The price to pollute
How much does a pro-pollution amendment cost? From the looks of recent reports about the relationship between Sen. Lisa Murkowski (R-Alaska) and a big energy lobbyist, at least about $35,000. That’s how much Duke Energy, Southern Co. and their executives gave to Sen. Murkowski’s campaign and leadership PAC so far in the cycle, according to the Center for Responsive Politics.
It’s no surprise then that Jeffery Holmstead, a registered lobbyist for clients Duke Energy and Southern Co., had extraordinary access to Murkowski – access to help craft an amendment to allow his clients to continue polluting. The amendment proposed by Sen. Murkowski would gut key provisions of the Clean Air Act. The Washington Post reports that Holmstead (also a former top official at the Environmental Protection Agency under George W. Bush) and another lobbyist, Roger Matella, were very hands-on in drafting the amendment:
In an interview, Holmstead said of the Murkowski amendment, ‘I certainly worked with her staff’ on the exact phrasing of the measure in September.

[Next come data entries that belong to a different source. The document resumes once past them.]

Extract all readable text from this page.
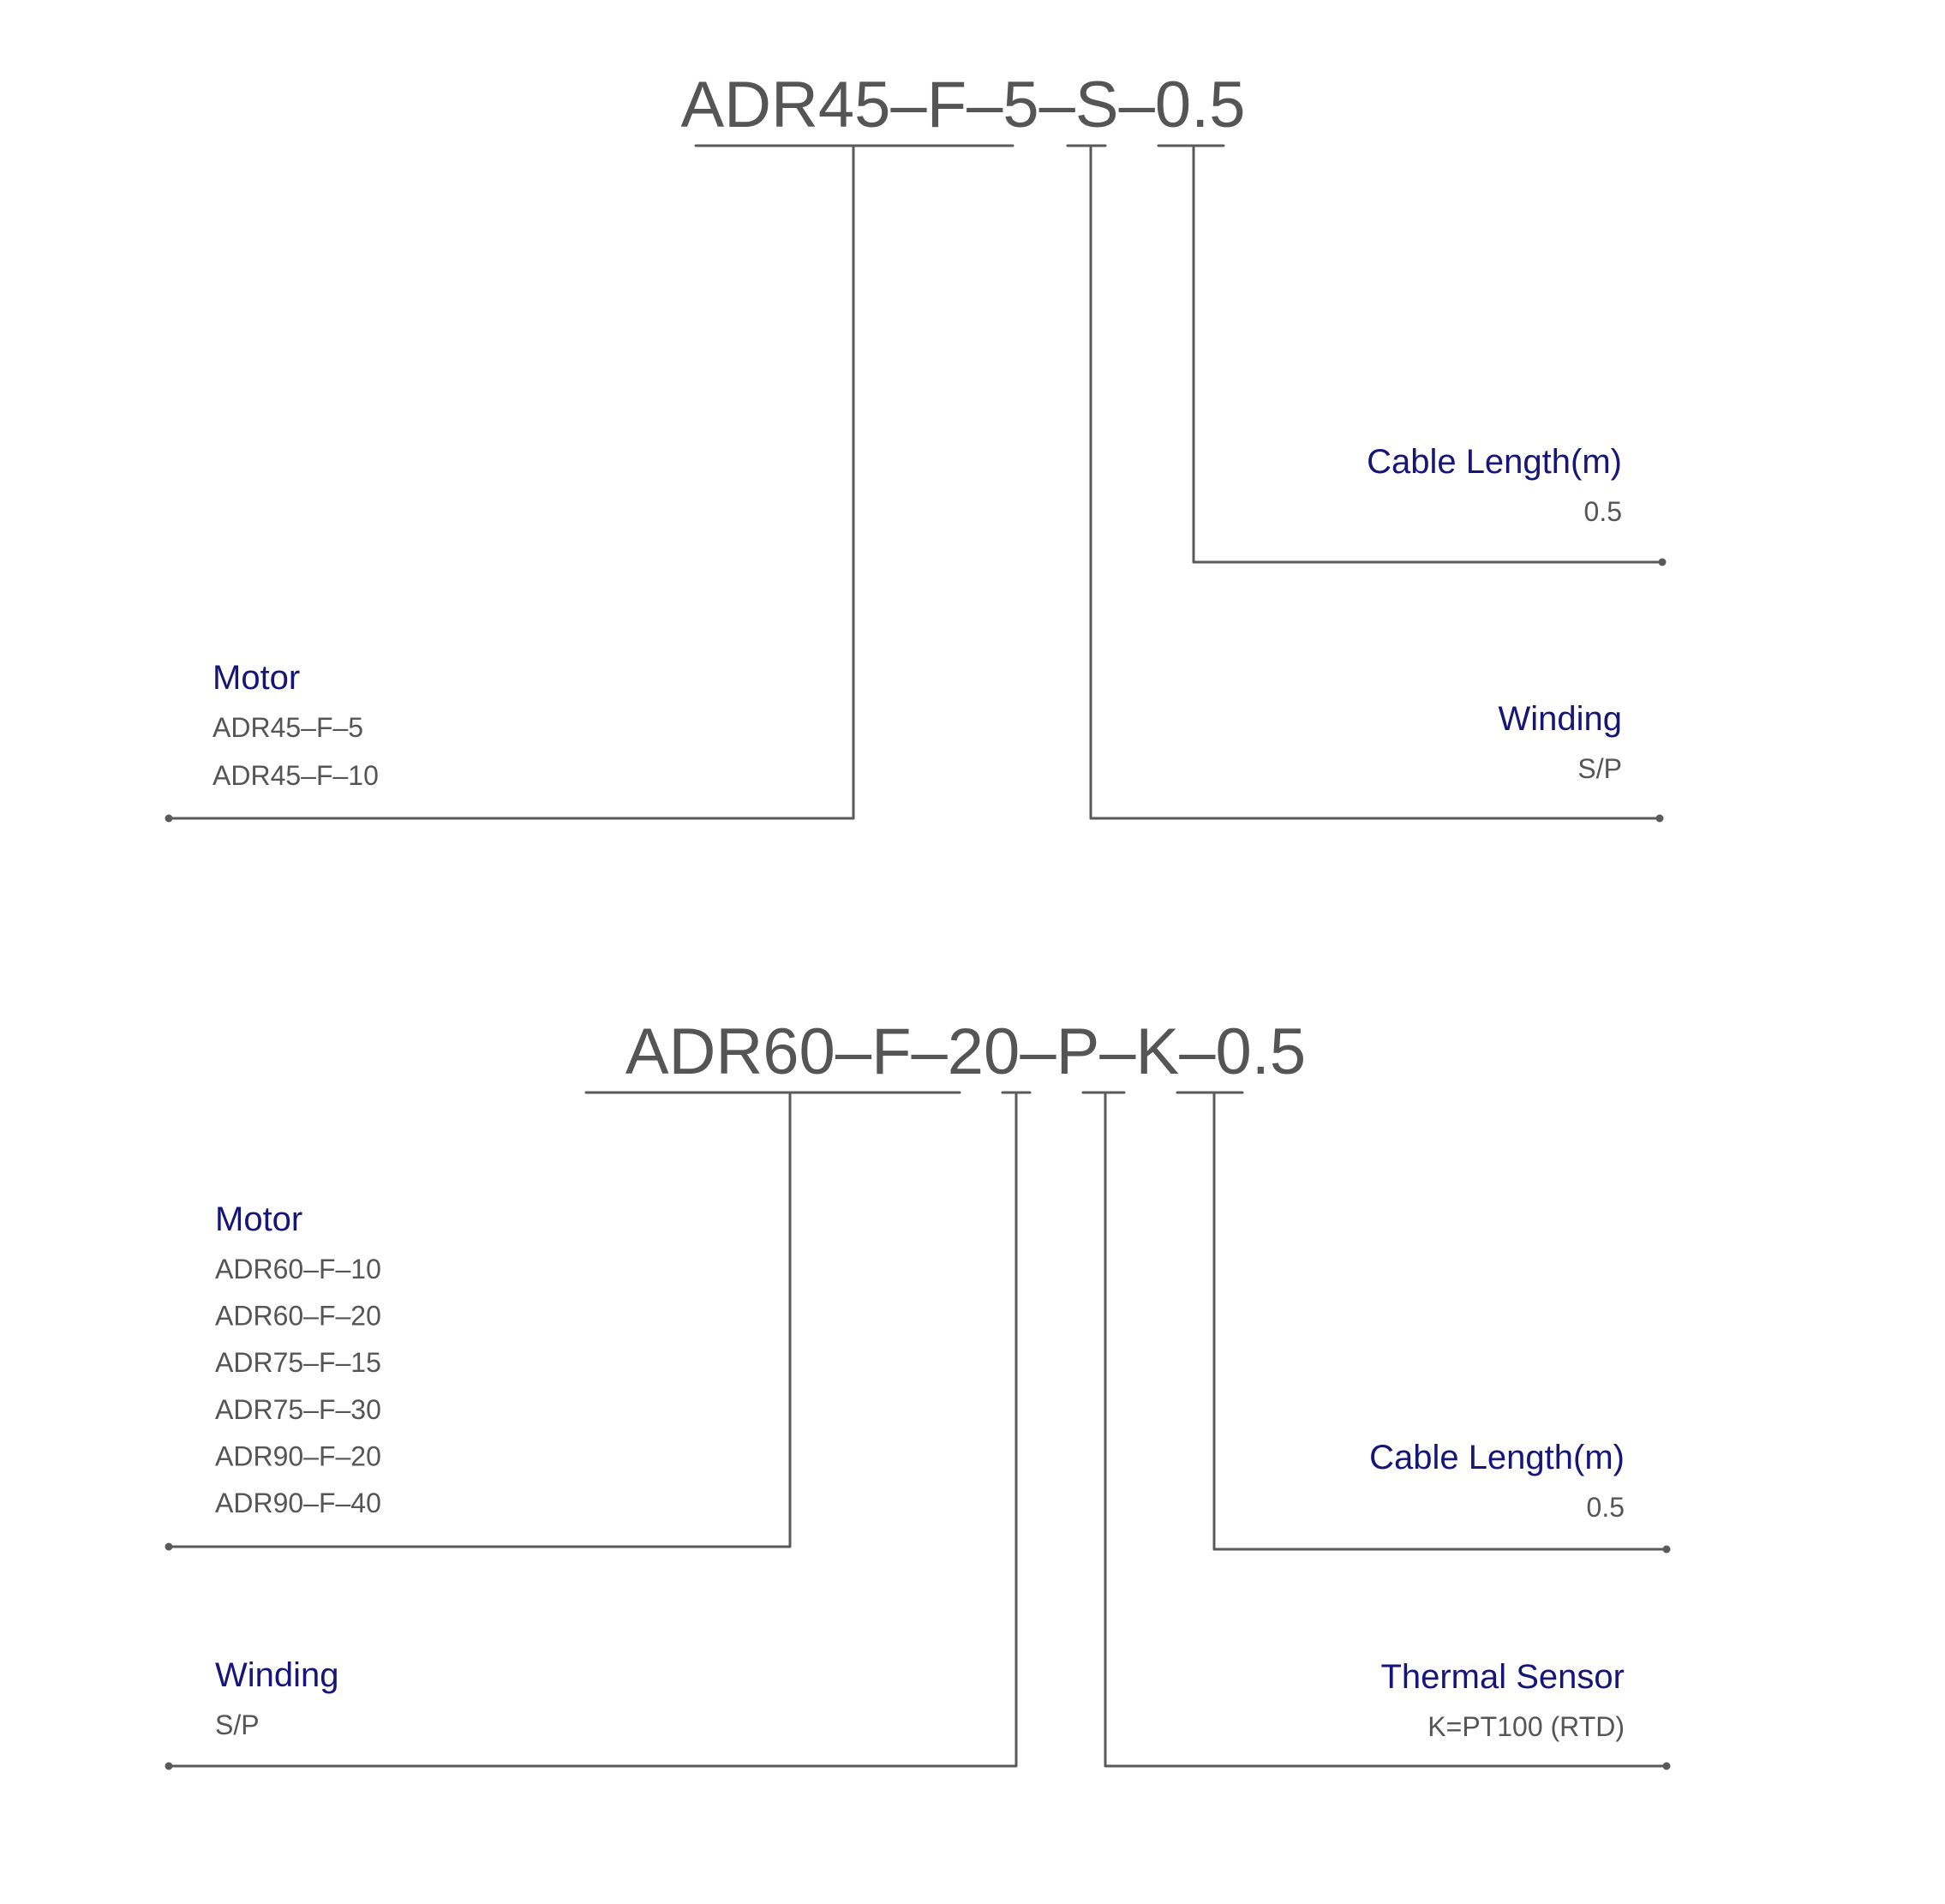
ADR45–F–5–S–0.5
Motor
ADR45–F–5
ADR45–F–10
Winding
S/P
Cable Length(m)
0.5
ADR60–F–20–P–K–0.5
Motor
ADR60–F–10
ADR60–F–20
ADR75–F–15
ADR75–F–30
ADR90–F–20
ADR90–F–40
Cable Length(m)
0.5
Winding
S/P
Thermal Sensor
K=PT100 (RTD)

The Obama Administration has moved forward to regulate pollutants that cause climate change using the Clean Air Act. This critical step to rebuild our economy with clean energy, and to protect our health and our climate from global warming and pollution is under attack by the big polluters. And they have friends in high places.

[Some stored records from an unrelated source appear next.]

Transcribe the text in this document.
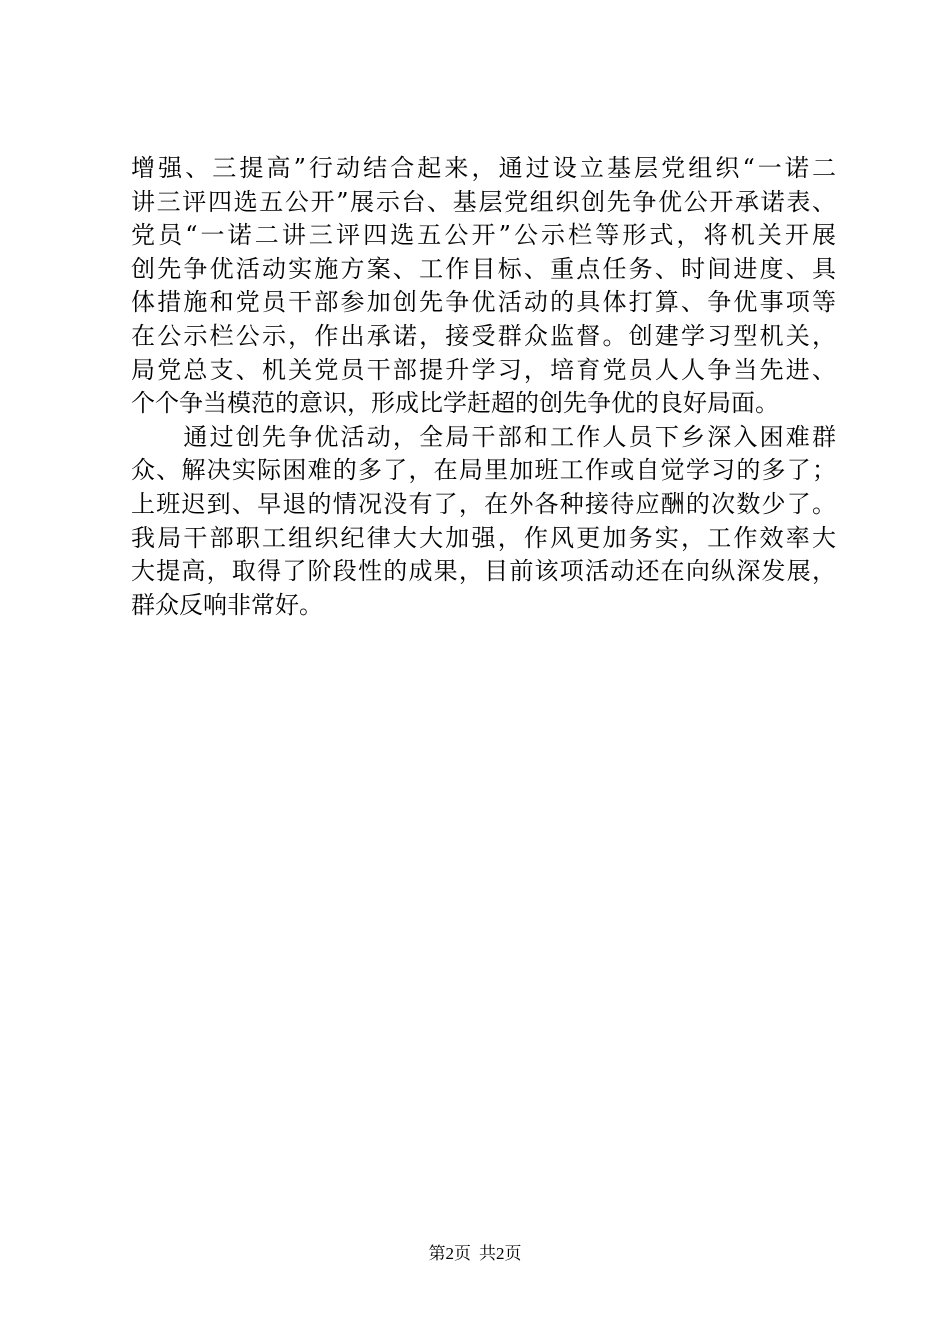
增强、三提高”行动结合起来，通过设立基层党组织“一诺二
讲三评四选五公开”展示台、基层党组织创先争优公开承诺表、
党员“一诺二讲三评四选五公开”公示栏等形式，将机关开展
创先争优活动实施方案、工作目标、重点任务、时间进度、具
体措施和党员干部参加创先争优活动的具体打算、争优事项等
在公示栏公示，作出承诺，接受群众监督。创建学习型机关，
局党总支、机关党员干部提升学习，培育党员人人争当先进、
个个争当模范的意识，形成比学赶超的创先争优的良好局面。
　　通过创先争优活动，全局干部和工作人员下乡深入困难群
众、解决实际困难的多了，在局里加班工作或自觉学习的多了；
上班迟到、早退的情况没有了，在外各种接待应酬的次数少了。
我局干部职工组织纪律大大加强，作风更加务实，工作效率大
大提高，取得了阶段性的成果，目前该项活动还在向纵深发展，
群众反响非常好。
第2页 共2页
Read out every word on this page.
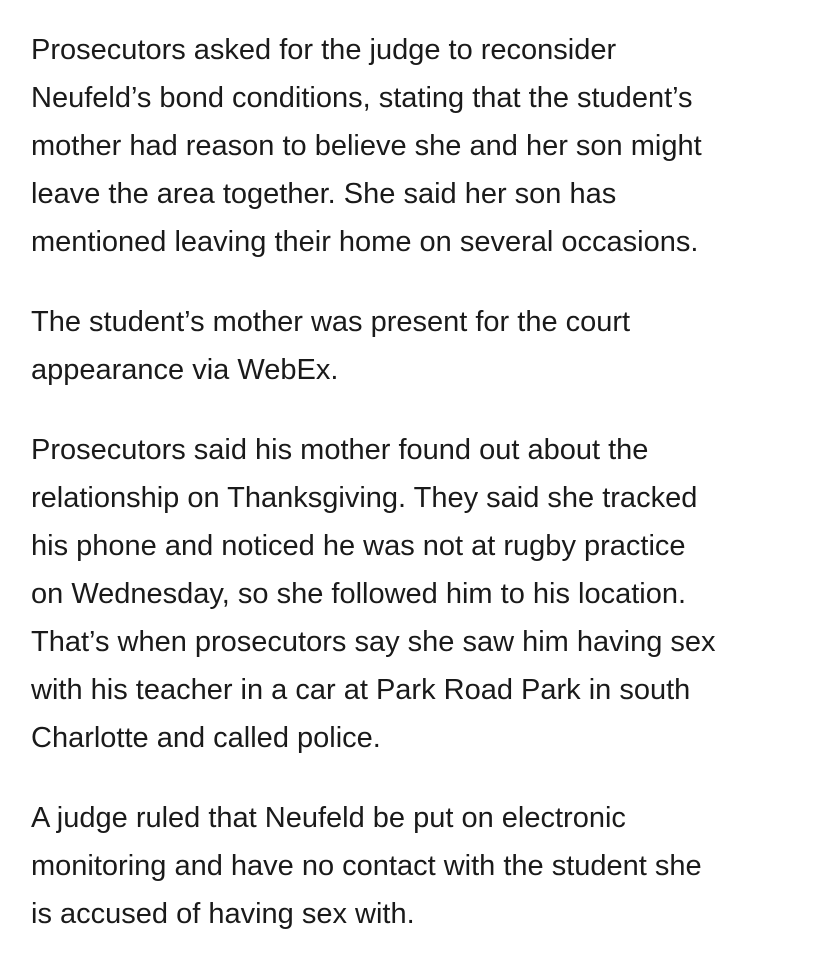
Prosecutors asked for the judge to reconsider
Neufeld’s bond conditions, stating that the student’s
mother had reason to believe she and her son might
leave the area together. She said her son has
mentioned leaving their home on several occasions.

The student’s mother was present for the court
appearance via WebEx.

Prosecutors said his mother found out about the
relationship on Thanksgiving. They said she tracked
his phone and noticed he was not at rugby practice
on Wednesday, so she followed him to his location.
That’s when prosecutors say she saw him having sex
with his teacher in a car at Park Road Park in south
Charlotte and called police.

A judge ruled that Neufeld be put on electronic
monitoring and have no contact with the student she
is accused of having sex with.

As early as Wednesday, Jan. 20, the Senate could vote on the “Murkowski amendment” to prohibit the U.S. EPA from using the Clean Air Act to regulate carbon dioxide emissions. She may attach the amendment as a “rider” on a bill that has nothing to do with climate. Tyson Slocum, head of Public Citizen’s Energy Program said, “This amendment is all about letting fossil fuel polluters keep their outrageous profits and continue business as usual.”

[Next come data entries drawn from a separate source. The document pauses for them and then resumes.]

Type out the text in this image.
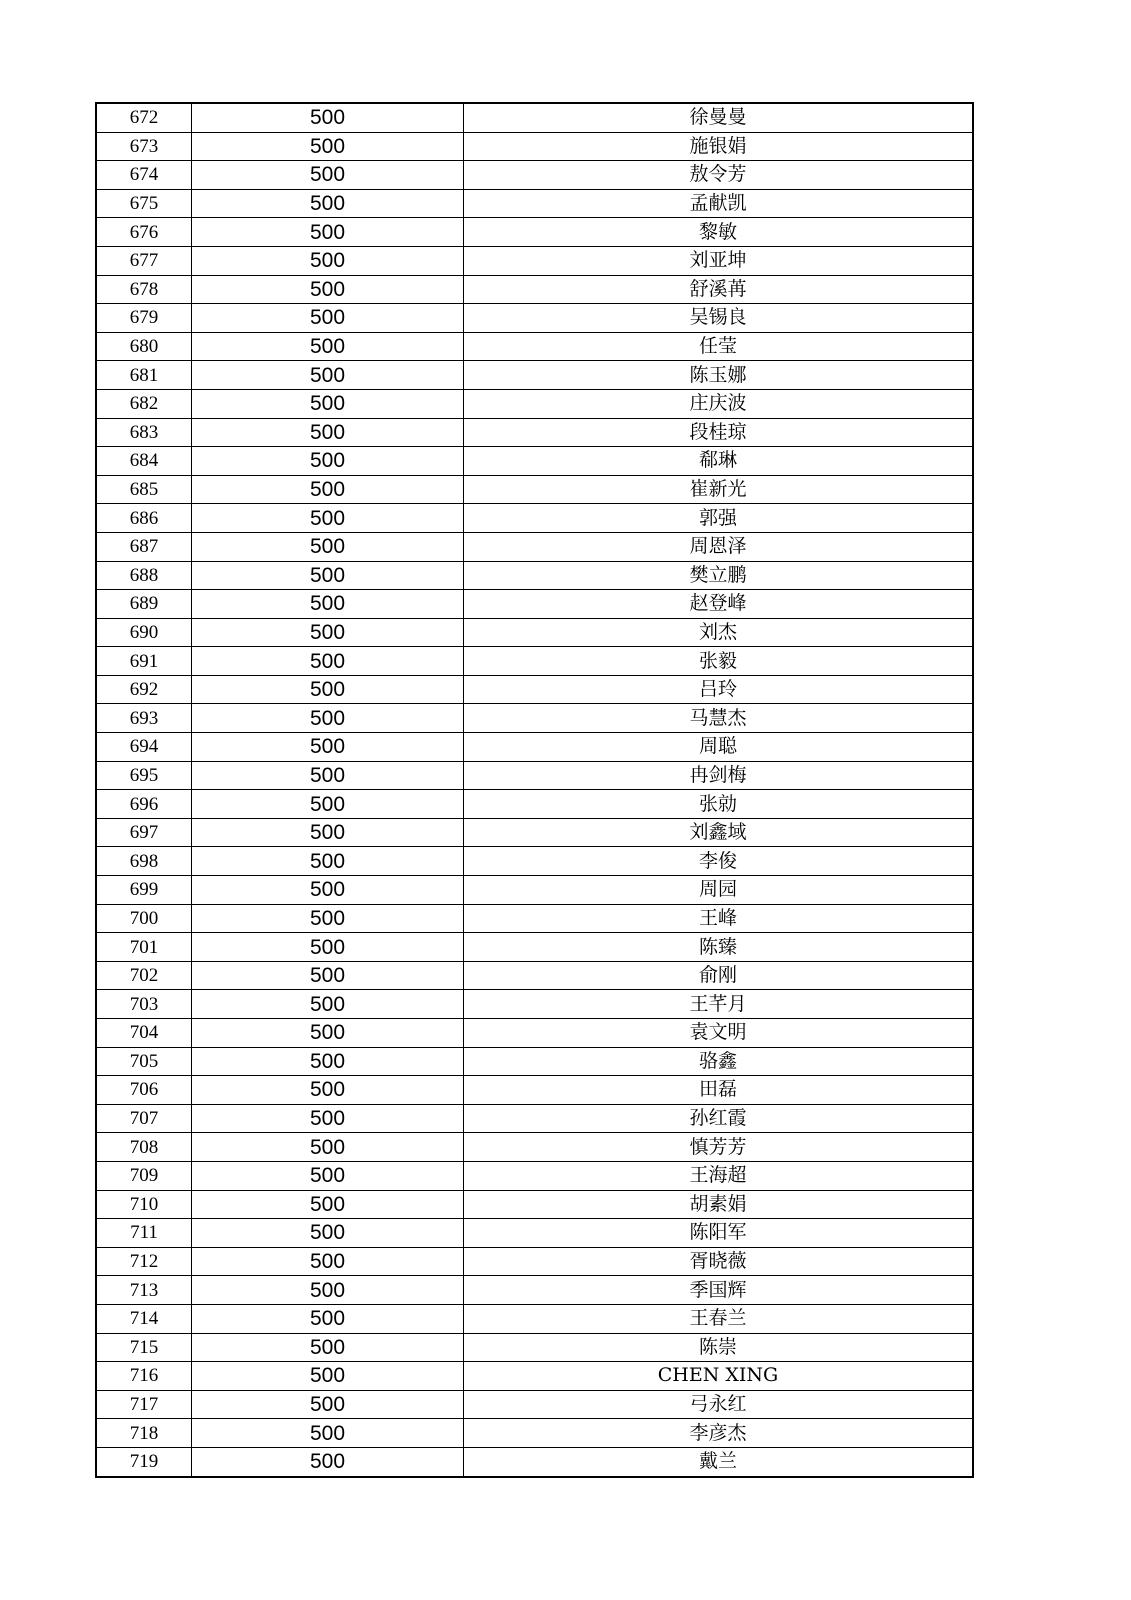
672	500	徐曼曼
673	500	施银娟
674	500	敖令芳
675	500	孟献凯
676	500	黎敏
677	500	刘亚坤
678	500	舒溪苒
679	500	吴锡良
680	500	任莹
681	500	陈玉娜
682	500	庄庆波
683	500	段桂琼
684	500	郗琳
685	500	崔新光
686	500	郭强
687	500	周恩泽
688	500	樊立鹏
689	500	赵登峰
690	500	刘杰
691	500	张毅
692	500	吕玲
693	500	马慧杰
694	500	周聪
695	500	冉剑梅
696	500	张勍
697	500	刘鑫域
698	500	李俊
699	500	周园
700	500	王峰
701	500	陈臻
702	500	俞刚
703	500	王芊月
704	500	袁文明
705	500	骆鑫
706	500	田磊
707	500	孙红霞
708	500	慎芳芳
709	500	王海超
710	500	胡素娟
711	500	陈阳军
712	500	胥晓薇
713	500	季国辉
714	500	王春兰
715	500	陈崇
716	500	CHEN XING
717	500	弓永红
718	500	李彦杰
719	500	戴兰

Of course, the big polluters also have deep pockets. It’s obvious that Murkowski has wrapped herself up with big energy lobbyists and their money. She has received by far the most money from electric utilities and big oil – at least $389,313. In fact, she’s the top recipient of contributions from the energy industry.
This kind of pay-to-play politics is not new to Washington or Murkowski, but it is the reason the public holds little faith that members of Congress are representing their interests. The story is the same whether the issue is climate change, the financial crisis or health care reform – big industry fuels elections and the policy falls far short of what the American people want and need.
To remove the appearance of corruption, Murkowski should give back the $35,000 and any other contributions she has received from clients of Holmstead and Matella. But if she really wants to show Alaskans that she values representative democracy over pay-to-play politics, then she should become a part of the solution to the underlying problem. She should support an alternative to the current corrosive electoral system and become a co-sponsor of the Fair Elections Now Act. This bill would allow candidates for Congress to run without taking a dime over $100 from individual supporters.
But then again, a fair system with real accountability might make it tougher for polluters to prevail. It might not appeal to Murkowski and her big oil buddies, but it sure sounds like a good idea to us.